Dans Showing Up, Michelle Williams est au sommet de son art en sculptrice dépressive
Très remarqué au dernier Festival de Cannes, le nouveau film de la réalisatrice américaine Kelly Reichardt (First Cow, Old Joy), Showing Up, au cinéma ce mercredi 3 mai, offre une réflexion d’une justesse inouïe sur le quotidien des artistes. Son atout majeur ? Une Michelle Williams au sommet de son art.
par Violaine Schütz.
Très remarqué au Festival de Cannes 2022, où il était en compétition officielle, le nouveau film de la réalisatrice américaine Kelly Reichardt (First Cow, Old Joy), Showing Up, arrive enfin dans les salles obscures. Et même si les températures clémentes invitent à siroter une limonade en terrasse, le long-métrage vaut le coup de s’enfermer pendant plus d’une heure dans la pénombre d’un cinéma. Sur le papier, le pitch de Showing Up paraît chiche : « avant le vernissage d’une prochaine exposition, Lizzie, une artiste, voit son quotidien et son rapport aux autres ainsi que sa vie chaotique devenir sa source d’inspiration. » Ces quelques mots sont loin de rendre compte de la richesse de ce film dépouillé (dans sa forme), naturaliste et d’une extrême lenteur mettant en scène une Michelle Williams (The Fabelmans, Le Secret de Brokeback Mountain) au sommet de son art.
Showing Up, un film dépouillé mais puissant sur la création artistique avec la sublime Michelle Williams
En apparence, presque rien ne se passe dans le quotidien de l’héroïne, une sculptrice qui gravite, parée de Crocs, de vêtements défraîchis et d’un teint diaphane, dans la scène artistique effervescente de Portland. Entre deux séances de sculpture destinées à créer des pièces majeures pour son exposition individuelle qui approche, elle s’inquiète de ne pas avoir d’eau chaude, s’occupe d’un pigeon rescapé qui a été blessé par son chat, se dispute avec sa propriétaire et voisine (artiste, elle aussi) et va prendre des nouvelles de son frère, en grande détresse psychologique. Dépressive, râleuse, angoissée et peu bavarde, Lizzie est au départ une anti-héroïne pour laquelle le spectateur aura peu de compassion. Mais au fil des plans, on se prend d’une infinie empathie pour cette artiste talentueuse, au quotidien précaire.

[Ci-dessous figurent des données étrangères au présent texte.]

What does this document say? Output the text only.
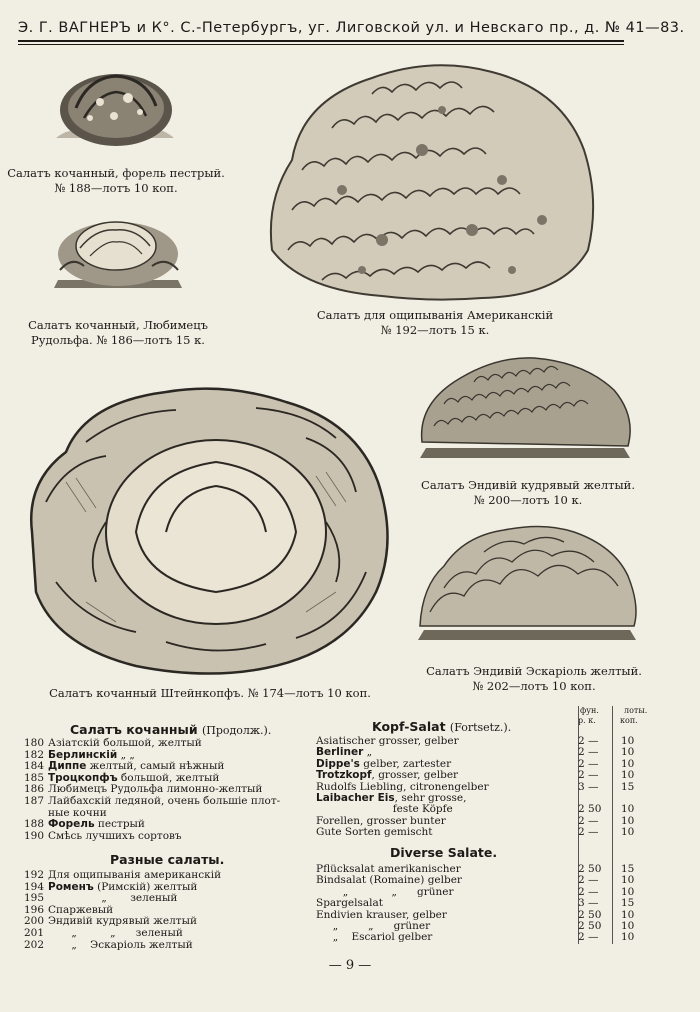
Э. Г. ВАГНЕРЪ и К°. С.-Петербургъ, уг. Лиговской ул. и Невскаго пр., д. № 41—83.
Салатъ кочанный, форель пестрый.
№ 188—лотъ 10 коп.
Салатъ кочанный, Любимецъ
Рудольфа. № 186—лотъ 15 к.
Салатъ для ощипыванія Американскій
№ 192—лотъ 15 к.
Салатъ Эндивій кудрявый желтый.
№ 200—лотъ 10 к.
Салатъ кочанный Штейнкопфъ. № 174—лотъ 10 коп.
Салатъ Эндивій Эскаріоль желтый.
№ 202—лотъ 10 коп.
Салатъ кочанный (Продолж.).
180 Азіатскій большой, желтый
182 Берлинскій „ „
184 Диппе желтый, самый нѣжный
185 Троцкопфъ большой, желтый
186 Любимецъ Рудольфа лимонно-желтый
187 Лайбахскій ледяной, очень большіе плот-
ные кочни
188 Форель пестрый
190 Смѣсь лучшихъ сортовъ
Разные салаты.
192 Для ощипыванія американскій
194 Роменъ (Римскій) желтый
195 „       зеленый
196 Спаржевый
200 Эндивій кудрявый желтый
201 „          „      зеленый
202 „    Эскаріоль желтый
Kopf-Salat (Fortsetz.).
фун.	лоты.
р. к.	коп.
Asiatischer grosser, gelber	2 —	10
Berliner „	2 —	10
Dippe's gelber, zartester	2 —	10
Trotzkopf, grosser, gelber	2 —	10
Rudolfs Liebling, citronengelber	3 —	15
Laibacher Eis, sehr grosse,
feste Köpfe	2 50	10
Forellen, grosser bunter	2 —	10
Gute Sorten gemischt	2 —	10
Diverse Salate.
Pflücksalat amerikanischer	2 50	15
Bindsalat (Romaine) gelber	2 —	10
„             „      grüner	2 —	10
Spargelsalat	3 —	15
Endivien krauser, gelber	2 50	10
„         „      grüner	2 50	10
„    Escariol gelber	2 —	10
— 9 —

La grande force de la scénariste la réalisatrice Kelly Reichardt, qui a déjà collaboré plusieurs fois avec Michelle Williams (dans Wendy et Lucy, La Dernière Piste et Certaines femmes), c’est de dépeindre avec beaucoup de réalisme, de tendresse et d’humour, la vraie vie des artistes contemporains. Loin de la vision hollywoodienne de la figure du plasticien en être humain exubérant, multipliant les frasques et les envolées lyriques, la cinéaste montre une Lizzie très sobre, galérant, notamment financièrement et travaillant à côté de sa pratique artistique (en exerçant un métier plus administratif dans une école d’art).
Les gestes de l’héroïne interprétée avec beaucoup de subtilité, et sans fioriture, par Michelle Williams sont filmés avec minutie et justesse. On la voit peaufiner ses petites sculptures de femmes aux visages expressifs, avant d’aller les faire cuire dans une école d’art pour obtenir des couleurs vibrantes. Parfois, ça ne fonctionne pas, et l’une de ses créations phares brûle. C’est là toute la beauté de la pratique artistique : elle est aussi accidentée que miraculeuse. Dépouillé et intimiste, Showing Up atteint son climax lors de l’une de ses scènes finales : le pigeon recueilli et soigné par Lizzie (et sa propriétaire) prend son envol après le vernissage de l’exposition de l’artiste dans une galerie branchée de Portland. Difficile de faire plus symbolique : la femme asphyxiée du début du film s’est muée en artiste reconnue, accouchant à la vie par le biais de la création artistique et de la réception positive de son travail, qui a su toucher d’autres âmes marginales. Du chaos naît l’art, dit le slogan du film, mais de l’art, naît, la vie.
Showing Up (2023) de Kelly Reichardt, avec Michelle Williams, Hong Chau, Maryann Plunkett, John Magaro et André Benjamin (André 3000), au cinéma le 3 mai 2023.